The Curragh of Kildare (Roud 1486), also known as The Winter It is Past, is a folk song particularly associated with the Irish tradition.

Elements of some versions of the song suggest that it dates from at least the mid 18th century. The Curragh of Kildare speaks of the actual Curragh, which is a large area of common land in County Kildare, Ireland, used to rally the Irish Army.

==Textual history==

The history of the text is rather complicated. Versions were taken down at different times in Ireland by collectors like George Petrie and P. W. Joyce. The song has also been collected in Scotland and even in England; the singer Frank Purslow collected a version (The Winter's Gone and Past) in Dorset. Petrie was of the opinion that it was an "old Anglo-Irish song" and argued that the Scottish versions were most likely developed from it. Several printed ballad versions exist, under titles such as The Lamenting Maid.
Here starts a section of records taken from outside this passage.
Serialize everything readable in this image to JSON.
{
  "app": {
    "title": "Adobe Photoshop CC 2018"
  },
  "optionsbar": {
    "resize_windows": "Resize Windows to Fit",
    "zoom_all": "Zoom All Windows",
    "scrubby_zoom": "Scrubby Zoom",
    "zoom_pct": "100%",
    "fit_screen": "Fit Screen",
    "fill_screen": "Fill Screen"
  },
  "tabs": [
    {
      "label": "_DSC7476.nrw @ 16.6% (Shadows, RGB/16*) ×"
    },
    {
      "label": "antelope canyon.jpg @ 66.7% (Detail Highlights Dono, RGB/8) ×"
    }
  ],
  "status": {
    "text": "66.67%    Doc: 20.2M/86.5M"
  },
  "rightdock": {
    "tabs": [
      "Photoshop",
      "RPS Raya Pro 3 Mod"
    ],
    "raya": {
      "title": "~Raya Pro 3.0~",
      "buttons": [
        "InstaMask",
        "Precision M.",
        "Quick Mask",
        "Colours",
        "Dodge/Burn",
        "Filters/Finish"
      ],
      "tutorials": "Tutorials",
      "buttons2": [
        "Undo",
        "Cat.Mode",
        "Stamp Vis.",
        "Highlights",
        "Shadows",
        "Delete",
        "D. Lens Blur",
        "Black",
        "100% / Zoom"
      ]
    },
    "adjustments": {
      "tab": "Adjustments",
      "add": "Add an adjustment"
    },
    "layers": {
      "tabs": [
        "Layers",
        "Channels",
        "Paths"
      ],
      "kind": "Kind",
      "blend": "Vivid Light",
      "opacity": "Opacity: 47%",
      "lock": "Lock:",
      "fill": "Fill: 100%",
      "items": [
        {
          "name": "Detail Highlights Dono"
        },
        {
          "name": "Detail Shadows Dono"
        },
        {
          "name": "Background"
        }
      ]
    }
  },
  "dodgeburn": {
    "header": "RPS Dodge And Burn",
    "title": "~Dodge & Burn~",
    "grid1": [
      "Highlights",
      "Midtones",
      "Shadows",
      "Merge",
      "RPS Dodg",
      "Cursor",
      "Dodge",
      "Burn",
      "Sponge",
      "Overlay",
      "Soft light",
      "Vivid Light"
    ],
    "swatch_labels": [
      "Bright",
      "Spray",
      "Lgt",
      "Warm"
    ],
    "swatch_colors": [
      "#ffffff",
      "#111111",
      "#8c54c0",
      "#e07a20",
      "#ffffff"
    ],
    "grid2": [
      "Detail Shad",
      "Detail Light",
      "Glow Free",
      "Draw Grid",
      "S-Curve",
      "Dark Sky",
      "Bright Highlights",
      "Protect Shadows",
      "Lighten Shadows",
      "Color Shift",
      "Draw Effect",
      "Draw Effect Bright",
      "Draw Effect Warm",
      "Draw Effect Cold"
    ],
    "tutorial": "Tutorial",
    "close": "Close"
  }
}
The most well known version of the text, usually referred to by the title The Winter it is Past, is attributed to Robert Burns. Burns appears to have developed it from a popular stall-ballad, The Lovesick Maid, which referred to a highwayman called Johnson, who was hanged in 1750 for robbery in the Curragh. Burns polished the original text considerably and removed two stanzas referring directly to Johnson. The resulting ballad was published in the collection the Scots Musical Museum.

Different airs have been used for the song. Petrie suspected that one had been composed expressly for the stall-ballad, probably in Scotland around 1750, but expressed an opinion that "the same song united to a melody unquestionably Irish has been [...] known in Ireland [...] for an equal or much longer period". The tune used for Burns' version has been identified as a (distant) relative of that used for the American ballad Fare You Well, My Own True Love.

The song as currently performed was popularised by The Johnstons, and later by Christy Moore, while versions also exist by Paddy Reilly, The Fureys, Bert Jansch and others. Modern renditions have tended to use a text where the singer is male, and the "true love" female, whereas in the early ballads such as The Lamenting Maid the opposite was the case.